In response to the newspaper’s findings, the IoF brought together fundraising directors from major UK charities that use the technique for a summit in July about the future of street fundraising.
An investigation by the FRSB, published this month, found "significant failures" at Tag which led to several breaches of the fundraising code, and resulted in Marie Curie being referred to the Charity Commission to investigate its finding that fundraisers had broken charity law around solicitation statements.
The PFRA appointed a new chief executive, Sally de la Bedoyere, to replace Mick Aldridge, who stepped down last September.
The association has since been reaffirming its role as face-to-face regulator and building a closer relationship with local government.
November saw the long-awaited launch of the IoF’s single Code of Fundraising Practice, condensing the 28 old codes into one, which features web links to extra guidance.
The year also saw Camelot lose its High Court battle for a judicial review into the Health Lottery.
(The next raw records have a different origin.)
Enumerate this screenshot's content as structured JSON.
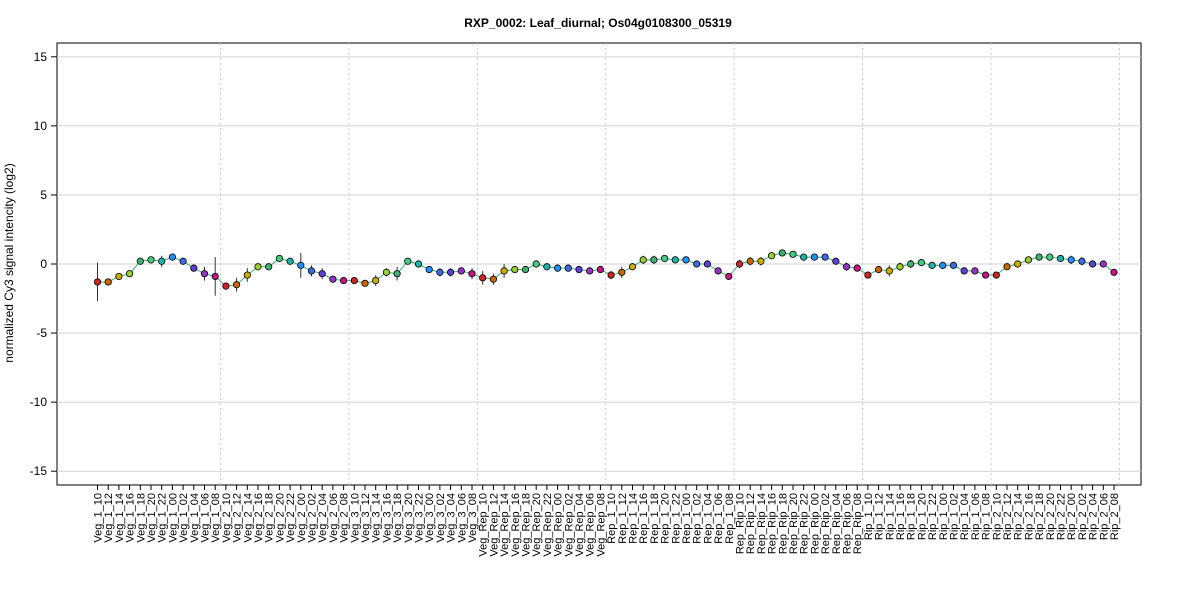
{
  "chart_data": {
    "type": "line",
    "title": "RXP_0002: Leaf_diurnal; Os04g0108300_05319",
    "xlabel": "",
    "ylabel": "normalized Cy3 signal intencity (log2)",
    "ylim": [
      -16,
      16
    ],
    "yticks": [
      15,
      10,
      5,
      0,
      -5,
      -10,
      -15
    ],
    "ytick_labels": [
      "15",
      "10",
      "5",
      "0",
      "-5",
      "-10",
      "-15"
    ],
    "grid": true,
    "group_separators_after_index": [
      11,
      23,
      35,
      47,
      59,
      71,
      83,
      95
    ],
    "categories": [
      "Veg_1_10",
      "Veg_1_12",
      "Veg_1_14",
      "Veg_1_16",
      "Veg_1_18",
      "Veg_1_20",
      "Veg_1_22",
      "Veg_1_00",
      "Veg_1_02",
      "Veg_1_04",
      "Veg_1_06",
      "Veg_1_08",
      "Veg_2_10",
      "Veg_2_12",
      "Veg_2_14",
      "Veg_2_16",
      "Veg_2_18",
      "Veg_2_20",
      "Veg_2_22",
      "Veg_2_00",
      "Veg_2_02",
      "Veg_2_04",
      "Veg_2_06",
      "Veg_2_08",
      "Veg_3_10",
      "Veg_3_12",
      "Veg_3_14",
      "Veg_3_16",
      "Veg_3_18",
      "Veg_3_20",
      "Veg_3_22",
      "Veg_3_00",
      "Veg_3_02",
      "Veg_3_04",
      "Veg_3_06",
      "Veg_3_08",
      "Veg_Rep_10",
      "Veg_Rep_12",
      "Veg_Rep_14",
      "Veg_Rep_16",
      "Veg_Rep_18",
      "Veg_Rep_20",
      "Veg_Rep_22",
      "Veg_Rep_00",
      "Veg_Rep_02",
      "Veg_Rep_04",
      "Veg_Rep_06",
      "Veg_Rep_08",
      "Rep_1_10",
      "Rep_1_12",
      "Rep_1_14",
      "Rep_1_16",
      "Rep_1_18",
      "Rep_1_20",
      "Rep_1_22",
      "Rep_1_00",
      "Rep_1_02",
      "Rep_1_04",
      "Rep_1_06",
      "Rep_1_08",
      "Rep_Rip_10",
      "Rep_Rip_12",
      "Rep_Rip_14",
      "Rep_Rip_16",
      "Rep_Rip_18",
      "Rep_Rip_20",
      "Rep_Rip_22",
      "Rep_Rip_00",
      "Rep_Rip_02",
      "Rep_Rip_04",
      "Rep_Rip_06",
      "Rep_Rip_08",
      "Rip_1_10",
      "Rip_1_12",
      "Rip_1_14",
      "Rip_1_16",
      "Rip_1_18",
      "Rip_1_20",
      "Rip_1_22",
      "Rip_1_00",
      "Rip_1_02",
      "Rip_1_04",
      "Rip_1_06",
      "Rip_1_08",
      "Rip_2_10",
      "Rip_2_12",
      "Rip_2_14",
      "Rip_2_16",
      "Rip_2_18",
      "Rip_2_20",
      "Rip_2_22",
      "Rip_2_00",
      "Rip_2_02",
      "Rip_2_04",
      "Rip_2_06",
      "Rip_2_08"
    ],
    "values": [
      -1.3,
      -1.3,
      -0.9,
      -0.7,
      0.2,
      0.3,
      0.2,
      0.5,
      0.2,
      -0.3,
      -0.7,
      -0.9,
      -1.6,
      -1.5,
      -0.8,
      -0.2,
      -0.2,
      0.4,
      0.2,
      -0.1,
      -0.5,
      -0.7,
      -1.1,
      -1.2,
      -1.2,
      -1.4,
      -1.2,
      -0.6,
      -0.7,
      0.2,
      0.0,
      -0.4,
      -0.6,
      -0.6,
      -0.5,
      -0.7,
      -1.0,
      -1.1,
      -0.5,
      -0.4,
      -0.4,
      0.0,
      -0.2,
      -0.3,
      -0.3,
      -0.4,
      -0.5,
      -0.4,
      -0.8,
      -0.6,
      -0.2,
      0.3,
      0.3,
      0.4,
      0.3,
      0.3,
      0.0,
      0.0,
      -0.5,
      -0.9,
      0.0,
      0.2,
      0.2,
      0.6,
      0.8,
      0.7,
      0.5,
      0.5,
      0.5,
      0.2,
      -0.2,
      -0.3,
      -0.8,
      -0.4,
      -0.5,
      -0.2,
      0.0,
      0.1,
      -0.1,
      -0.1,
      -0.1,
      -0.5,
      -0.5,
      -0.8,
      -0.8,
      -0.2,
      0.0,
      0.3,
      0.5,
      0.5,
      0.4,
      0.3,
      0.2,
      0.0,
      0.0,
      -0.6
    ],
    "errors": [
      1.4,
      0.1,
      0.1,
      0.1,
      0.1,
      0.1,
      0.4,
      0.1,
      0.1,
      0.1,
      0.5,
      1.4,
      0.2,
      0.5,
      0.5,
      0.1,
      0.1,
      0.1,
      0.1,
      0.9,
      0.4,
      0.4,
      0.1,
      0.1,
      0.1,
      0.1,
      0.4,
      0.3,
      0.5,
      0.2,
      0.1,
      0.1,
      0.3,
      0.3,
      0.2,
      0.4,
      0.5,
      0.4,
      0.5,
      0.1,
      0.1,
      0.1,
      0.1,
      0.1,
      0.1,
      0.1,
      0.1,
      0.1,
      0.3,
      0.4,
      0.1,
      0.3,
      0.3,
      0.1,
      0.1,
      0.1,
      0.1,
      0.1,
      0.1,
      0.1,
      0.3,
      0.3,
      0.3,
      0.2,
      0.1,
      0.1,
      0.1,
      0.1,
      0.1,
      0.1,
      0.3,
      0.1,
      0.1,
      0.1,
      0.4,
      0.3,
      0.3,
      0.1,
      0.1,
      0.1,
      0.1,
      0.1,
      0.1,
      0.1,
      0.1,
      0.1,
      0.1,
      0.1,
      0.1,
      0.1,
      0.2,
      0.3,
      0.3,
      0.1,
      0.1,
      0.1
    ],
    "point_colors": [
      "#CD2626",
      "#CD6600",
      "#CDAD00",
      "#9ACD32",
      "#3CB371",
      "#43CD80",
      "#20B2AA",
      "#1E90FF",
      "#4169E1",
      "#5D3FD3",
      "#9932CC",
      "#C71585"
    ],
    "line_color": "#3CB371",
    "grid_color": "#d3d3d3",
    "separator_color": "#c8c8c8"
  }
}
The National Lottery operator also withdrew its application for leave to appeal and instead called on the government to close a "loophole" in the Gambling Act that could see similar society lotteries eat away at Camelot’s ticket sales.
The year drew to a close with some worrying research by the Charities Aid Foundation and the National Council for Voluntary Organisations in November, which found charitable donations were down 20 per cent, or £2.3bn, in real terms compared to 2011.
The findings were widely questioned with academics and sector bodies, including the IoF, saying their evidence from charities pointed to giving remaining flat or, more optimistically, being slight up on last year.